Tuesday 30 April 2013

BLACK DOG

I’ve taken a day of entitlement and I’m sitting on a sunny beach, a safe distance from the sea.  It’s early and I’m reflecting on life – poetry, music, art, politics, economics, blah.  There’s not another soul around on the endlessly stretching sand.  Until ...

What the hell is her problem?  She’s running fast.  Fit type, down by the shore where the sand is firm, quite a way from me yet.  Desperate, like she’s pushing herself, as if she’s fleeing.  Oh dear God.  Further up the beach, I can see this black dot, far away yet, but moving so very fast.  The woman will not outrun it.  She’s opposite me now, I can hear her breath shrieking, she looks wildly at me and flings down the bag she’s carrying.  Further up I can see other possessions littering the shore, like she’s been shedding everything she ever owned.  This one’s her handbag, containing mobile, keys, money ...  “I can’t ... keep this up ...” she gasps and flings herself forward.

Evidently she can, because she is still running.  I pull some popcorn out of my beach bag.  I can see what the black thing is now – a massive dog; an evil presence, totally out of place in this Western paradise, terrible contrast to sun and sand and sea.  Yet here it is.  It glances at me as it runs past and I salute it with my popcorn packet.  The woman has progressed quite far, but the dog, all shaggy fur and long powerful legs closes in.  She dodges, rather like a gazelle, turning this way then that, to no avail.  There’s the inevitable stumble, the piercing scream of distress and it’s on her.  I can hear growls, snarls and skin torn by teeth.  I can see her hands flailing as she tries to fight, but her blood is staining the sand and every moment she’s getting weaker.  There’s no way of escape, not now the dog’s jaws are round her throat, cutting off air supply.  She’s a goner.  I watch until she stops twitching and so does the dog, ensuring that she’s really dead and not pretending.  Stupid animal, anyone whose throat is in that much of a mess is totally killed.

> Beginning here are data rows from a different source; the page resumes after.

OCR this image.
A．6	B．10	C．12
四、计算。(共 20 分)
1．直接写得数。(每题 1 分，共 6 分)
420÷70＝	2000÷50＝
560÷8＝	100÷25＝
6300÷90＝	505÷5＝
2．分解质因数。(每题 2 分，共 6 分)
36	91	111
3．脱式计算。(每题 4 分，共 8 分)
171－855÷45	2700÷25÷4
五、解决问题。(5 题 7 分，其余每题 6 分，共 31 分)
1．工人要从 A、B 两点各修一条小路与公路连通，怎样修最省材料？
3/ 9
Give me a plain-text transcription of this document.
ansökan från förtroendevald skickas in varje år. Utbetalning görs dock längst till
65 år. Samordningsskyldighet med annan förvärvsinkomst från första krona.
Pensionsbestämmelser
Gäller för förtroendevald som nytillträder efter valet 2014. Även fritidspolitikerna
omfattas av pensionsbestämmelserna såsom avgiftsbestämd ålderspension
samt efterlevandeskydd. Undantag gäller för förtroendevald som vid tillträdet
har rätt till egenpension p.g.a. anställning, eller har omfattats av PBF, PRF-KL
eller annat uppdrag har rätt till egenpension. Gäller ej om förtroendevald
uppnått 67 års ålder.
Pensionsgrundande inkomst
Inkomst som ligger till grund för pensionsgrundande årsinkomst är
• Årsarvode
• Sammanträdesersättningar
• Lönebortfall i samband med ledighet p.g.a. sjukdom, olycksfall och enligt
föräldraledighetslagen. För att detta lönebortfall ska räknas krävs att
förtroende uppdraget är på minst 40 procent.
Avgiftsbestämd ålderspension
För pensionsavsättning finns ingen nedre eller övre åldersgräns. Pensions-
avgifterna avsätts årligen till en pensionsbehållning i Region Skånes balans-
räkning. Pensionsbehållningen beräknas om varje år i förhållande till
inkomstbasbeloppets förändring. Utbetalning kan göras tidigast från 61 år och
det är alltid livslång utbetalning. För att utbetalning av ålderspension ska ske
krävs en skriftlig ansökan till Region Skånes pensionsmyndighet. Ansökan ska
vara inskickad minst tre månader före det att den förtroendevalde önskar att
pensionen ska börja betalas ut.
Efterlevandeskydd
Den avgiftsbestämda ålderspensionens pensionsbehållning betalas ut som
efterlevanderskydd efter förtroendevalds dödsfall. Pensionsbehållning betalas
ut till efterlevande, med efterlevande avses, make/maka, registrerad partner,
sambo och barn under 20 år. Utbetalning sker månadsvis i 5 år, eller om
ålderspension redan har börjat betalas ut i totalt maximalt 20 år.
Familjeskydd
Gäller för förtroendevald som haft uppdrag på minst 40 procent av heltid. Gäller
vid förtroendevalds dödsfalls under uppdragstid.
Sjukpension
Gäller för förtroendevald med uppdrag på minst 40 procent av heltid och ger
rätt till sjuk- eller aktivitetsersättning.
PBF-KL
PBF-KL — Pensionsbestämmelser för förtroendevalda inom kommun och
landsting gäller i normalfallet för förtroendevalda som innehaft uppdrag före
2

Well, that’s something you don’t see every day.  I lose interest, getting up and turning away.  I pick up beach bag, laptop satchel and towel; time to go home.  A movement catches my eye.  Even though it’s a way down the beach I can tell the dog is looking at me intensely, its ears are pricked.  The breeze carries the sound of a low menacing growl.  What’s it doing that for?  I haven’t done anything wrong.  Have I?  Fear takes hold; I grasp my possessions close to me and begin to hurry.  The car park is only half a mile up the beach.  I think I can make it.  I look over my shoulder, I’ve dropped the popcorn, but there’s no time to pick it up ... the black dog is coming.